仲間と一緒に歌いたいという思いの起源は、実に人類が洞窟で生活していた時代に遡る。この喜びに満ちたプロセスは、中世からルネッサンス期を通り、ヘンリー・ロングフェローの生きた19世紀を経るまでに着々と変化と進化を遂げる。この時代、卓越した音楽を聴く主な手段は教会だった。確かに、アカペラ・ミュージックの始まりはグレゴリアン・チャントであり、“アカペラ(a cappella)”という言葉自体、イタリア語の“教会式のスタイルで(in the style of chapel)”という意味なのだ。

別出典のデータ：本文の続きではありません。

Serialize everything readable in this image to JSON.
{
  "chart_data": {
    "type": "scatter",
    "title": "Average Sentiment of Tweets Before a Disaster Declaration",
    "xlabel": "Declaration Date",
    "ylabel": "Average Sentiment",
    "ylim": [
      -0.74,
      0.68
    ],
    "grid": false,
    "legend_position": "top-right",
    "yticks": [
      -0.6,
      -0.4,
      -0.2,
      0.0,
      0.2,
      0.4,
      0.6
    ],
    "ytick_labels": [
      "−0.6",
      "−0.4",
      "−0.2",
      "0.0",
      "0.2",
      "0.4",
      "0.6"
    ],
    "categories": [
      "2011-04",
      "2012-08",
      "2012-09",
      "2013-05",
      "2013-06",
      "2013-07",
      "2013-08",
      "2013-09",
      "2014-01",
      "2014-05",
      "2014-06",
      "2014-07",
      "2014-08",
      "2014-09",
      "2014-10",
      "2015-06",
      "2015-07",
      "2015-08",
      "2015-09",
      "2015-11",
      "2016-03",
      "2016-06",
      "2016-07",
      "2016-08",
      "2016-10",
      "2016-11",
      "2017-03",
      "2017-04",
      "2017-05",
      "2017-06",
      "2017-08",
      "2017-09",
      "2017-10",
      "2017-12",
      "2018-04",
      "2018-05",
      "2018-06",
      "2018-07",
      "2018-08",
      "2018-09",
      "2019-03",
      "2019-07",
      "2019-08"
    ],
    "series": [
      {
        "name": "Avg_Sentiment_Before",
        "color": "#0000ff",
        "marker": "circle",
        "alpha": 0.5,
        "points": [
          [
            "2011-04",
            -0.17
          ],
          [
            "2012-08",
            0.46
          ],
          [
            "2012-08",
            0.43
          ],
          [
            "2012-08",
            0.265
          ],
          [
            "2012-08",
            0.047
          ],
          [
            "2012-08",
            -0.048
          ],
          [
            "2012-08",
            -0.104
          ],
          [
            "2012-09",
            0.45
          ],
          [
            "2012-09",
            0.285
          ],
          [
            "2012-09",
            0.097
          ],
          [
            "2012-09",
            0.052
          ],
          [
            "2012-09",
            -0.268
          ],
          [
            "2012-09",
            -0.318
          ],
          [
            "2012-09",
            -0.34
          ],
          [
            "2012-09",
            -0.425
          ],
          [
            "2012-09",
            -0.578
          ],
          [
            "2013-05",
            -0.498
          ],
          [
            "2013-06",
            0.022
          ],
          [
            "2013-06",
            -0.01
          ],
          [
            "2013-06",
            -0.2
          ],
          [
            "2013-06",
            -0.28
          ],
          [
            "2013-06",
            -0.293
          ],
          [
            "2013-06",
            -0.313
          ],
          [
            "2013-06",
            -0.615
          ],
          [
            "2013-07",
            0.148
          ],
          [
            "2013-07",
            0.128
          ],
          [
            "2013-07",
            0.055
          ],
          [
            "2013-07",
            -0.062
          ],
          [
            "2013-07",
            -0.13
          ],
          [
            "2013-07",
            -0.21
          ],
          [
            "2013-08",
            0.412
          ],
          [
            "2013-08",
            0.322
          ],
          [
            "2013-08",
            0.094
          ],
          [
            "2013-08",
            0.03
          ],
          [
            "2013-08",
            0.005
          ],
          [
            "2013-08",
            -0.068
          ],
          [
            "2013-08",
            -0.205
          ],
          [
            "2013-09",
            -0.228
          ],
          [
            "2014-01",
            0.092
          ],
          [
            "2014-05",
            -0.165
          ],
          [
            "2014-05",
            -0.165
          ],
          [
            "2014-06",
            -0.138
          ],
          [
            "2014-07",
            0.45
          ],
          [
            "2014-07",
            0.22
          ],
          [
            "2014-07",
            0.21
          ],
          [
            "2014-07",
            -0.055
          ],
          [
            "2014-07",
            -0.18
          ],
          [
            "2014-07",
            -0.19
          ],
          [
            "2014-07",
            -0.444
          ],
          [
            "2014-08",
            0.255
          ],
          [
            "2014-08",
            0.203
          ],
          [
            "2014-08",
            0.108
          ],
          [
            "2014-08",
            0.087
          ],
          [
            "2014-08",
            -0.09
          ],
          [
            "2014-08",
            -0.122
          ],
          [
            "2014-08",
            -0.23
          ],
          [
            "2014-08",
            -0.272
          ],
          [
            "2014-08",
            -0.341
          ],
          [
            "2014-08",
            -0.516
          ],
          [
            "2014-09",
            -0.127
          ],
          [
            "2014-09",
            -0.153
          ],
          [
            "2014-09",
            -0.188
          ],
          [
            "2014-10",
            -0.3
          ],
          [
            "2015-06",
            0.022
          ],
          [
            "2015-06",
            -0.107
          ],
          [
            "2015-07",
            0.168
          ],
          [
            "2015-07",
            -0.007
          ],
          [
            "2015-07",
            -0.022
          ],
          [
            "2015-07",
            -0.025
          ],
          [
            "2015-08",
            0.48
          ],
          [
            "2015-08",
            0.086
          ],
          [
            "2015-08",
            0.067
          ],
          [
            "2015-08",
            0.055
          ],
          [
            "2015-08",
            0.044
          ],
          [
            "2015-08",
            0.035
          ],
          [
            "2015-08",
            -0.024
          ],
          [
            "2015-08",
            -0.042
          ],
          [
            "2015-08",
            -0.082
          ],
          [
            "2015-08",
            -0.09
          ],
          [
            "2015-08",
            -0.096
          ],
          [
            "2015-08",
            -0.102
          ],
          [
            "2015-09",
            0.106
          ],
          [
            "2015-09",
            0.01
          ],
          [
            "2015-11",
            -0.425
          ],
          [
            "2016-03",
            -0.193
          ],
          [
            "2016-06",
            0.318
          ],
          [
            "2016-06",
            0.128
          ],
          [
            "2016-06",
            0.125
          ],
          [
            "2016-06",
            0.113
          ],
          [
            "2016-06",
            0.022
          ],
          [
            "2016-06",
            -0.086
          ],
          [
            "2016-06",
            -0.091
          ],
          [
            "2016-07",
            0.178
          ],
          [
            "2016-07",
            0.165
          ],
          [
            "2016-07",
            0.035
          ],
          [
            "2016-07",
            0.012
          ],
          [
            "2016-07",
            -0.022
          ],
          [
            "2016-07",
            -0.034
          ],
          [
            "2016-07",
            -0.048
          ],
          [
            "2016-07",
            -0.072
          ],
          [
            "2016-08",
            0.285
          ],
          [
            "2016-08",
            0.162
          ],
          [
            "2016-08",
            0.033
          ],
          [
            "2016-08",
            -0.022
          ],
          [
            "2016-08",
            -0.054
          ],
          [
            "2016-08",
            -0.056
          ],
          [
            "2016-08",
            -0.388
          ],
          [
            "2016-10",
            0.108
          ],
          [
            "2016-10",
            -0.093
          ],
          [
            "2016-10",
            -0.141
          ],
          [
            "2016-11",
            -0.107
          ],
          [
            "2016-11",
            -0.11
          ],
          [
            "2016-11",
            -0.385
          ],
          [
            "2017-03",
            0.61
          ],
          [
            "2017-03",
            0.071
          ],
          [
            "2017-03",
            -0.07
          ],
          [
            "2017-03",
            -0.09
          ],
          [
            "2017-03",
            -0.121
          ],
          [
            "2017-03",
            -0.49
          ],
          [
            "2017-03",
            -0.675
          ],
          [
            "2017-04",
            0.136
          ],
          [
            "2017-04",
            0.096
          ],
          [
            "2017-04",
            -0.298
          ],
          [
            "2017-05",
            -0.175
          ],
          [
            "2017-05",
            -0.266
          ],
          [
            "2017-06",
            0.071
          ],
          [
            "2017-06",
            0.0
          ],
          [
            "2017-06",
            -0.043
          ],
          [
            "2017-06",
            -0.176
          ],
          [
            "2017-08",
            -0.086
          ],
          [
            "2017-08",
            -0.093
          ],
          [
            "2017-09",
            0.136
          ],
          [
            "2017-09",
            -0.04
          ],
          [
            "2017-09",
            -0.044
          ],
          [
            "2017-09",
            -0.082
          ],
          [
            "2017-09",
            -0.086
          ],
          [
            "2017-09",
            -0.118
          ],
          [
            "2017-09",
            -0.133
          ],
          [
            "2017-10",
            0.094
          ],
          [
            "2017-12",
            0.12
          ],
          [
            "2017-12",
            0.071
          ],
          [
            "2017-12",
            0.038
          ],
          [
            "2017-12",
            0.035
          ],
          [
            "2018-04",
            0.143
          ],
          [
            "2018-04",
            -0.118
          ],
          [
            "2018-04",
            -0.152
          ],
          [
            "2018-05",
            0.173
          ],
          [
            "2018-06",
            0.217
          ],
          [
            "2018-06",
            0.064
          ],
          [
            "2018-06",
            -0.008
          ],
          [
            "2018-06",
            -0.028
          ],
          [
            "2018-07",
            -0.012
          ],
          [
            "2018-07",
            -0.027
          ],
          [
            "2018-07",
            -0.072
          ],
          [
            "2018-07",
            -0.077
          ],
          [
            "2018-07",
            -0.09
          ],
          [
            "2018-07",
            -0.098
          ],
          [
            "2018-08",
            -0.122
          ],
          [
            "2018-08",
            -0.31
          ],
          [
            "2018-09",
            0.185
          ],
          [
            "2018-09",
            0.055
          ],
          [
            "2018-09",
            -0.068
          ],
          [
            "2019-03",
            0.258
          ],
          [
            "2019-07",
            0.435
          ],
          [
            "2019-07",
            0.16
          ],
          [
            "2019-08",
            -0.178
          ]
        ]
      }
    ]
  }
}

アフリカから北米の植民地へ、労働力として強制的に連れて来られた奴隷たちは、彼ら自身の音楽的伝統を携えていた。アフリカン・アメリカン・ミュージックの初期のスタイルには、スピリチュアル(ヴォーカル・ハーモニーを使った宗教歌)やフィールド・ソング(農作業中に口ずさむ耕作歌)も含まれている。これらのワーク・ソングはキツい重労働の際、身体の動きに合わせて歌われていたものだった。奴隷たちの中には、先導役となる歌い手のフレーズを追いかけて他の歌い手たちが呼応する“コール・アンド・レスポンス”式で歌う者たちもいた。このスタイルが非常に効果的に活かされたのが、レイ・チャールズが一躍その名を知られるきっかけとなった1959年の「What’d I Say」 である。
[layerslider id=”0“]アフリカン・ミュージックはヨーロッパ大陸から北米にやって来た白人たちの民俗音楽(ルビ:フォーク・ミュージック)と融合し、やがてブルース――特にヴォーカル入りのカントリー・ブルース――を始めとする新たなスタイルの音楽を生み出した。中でも代表的な19世紀のヴォーカル・グループが、フィスク・ジュビリー・シンガーズである。彼らは1871年、テネシー州ナッシュビルのフィスク大学で、進歩的な考え方の持ち主だった大学の会計係、ジョージ・L.ホワイトによって結成された。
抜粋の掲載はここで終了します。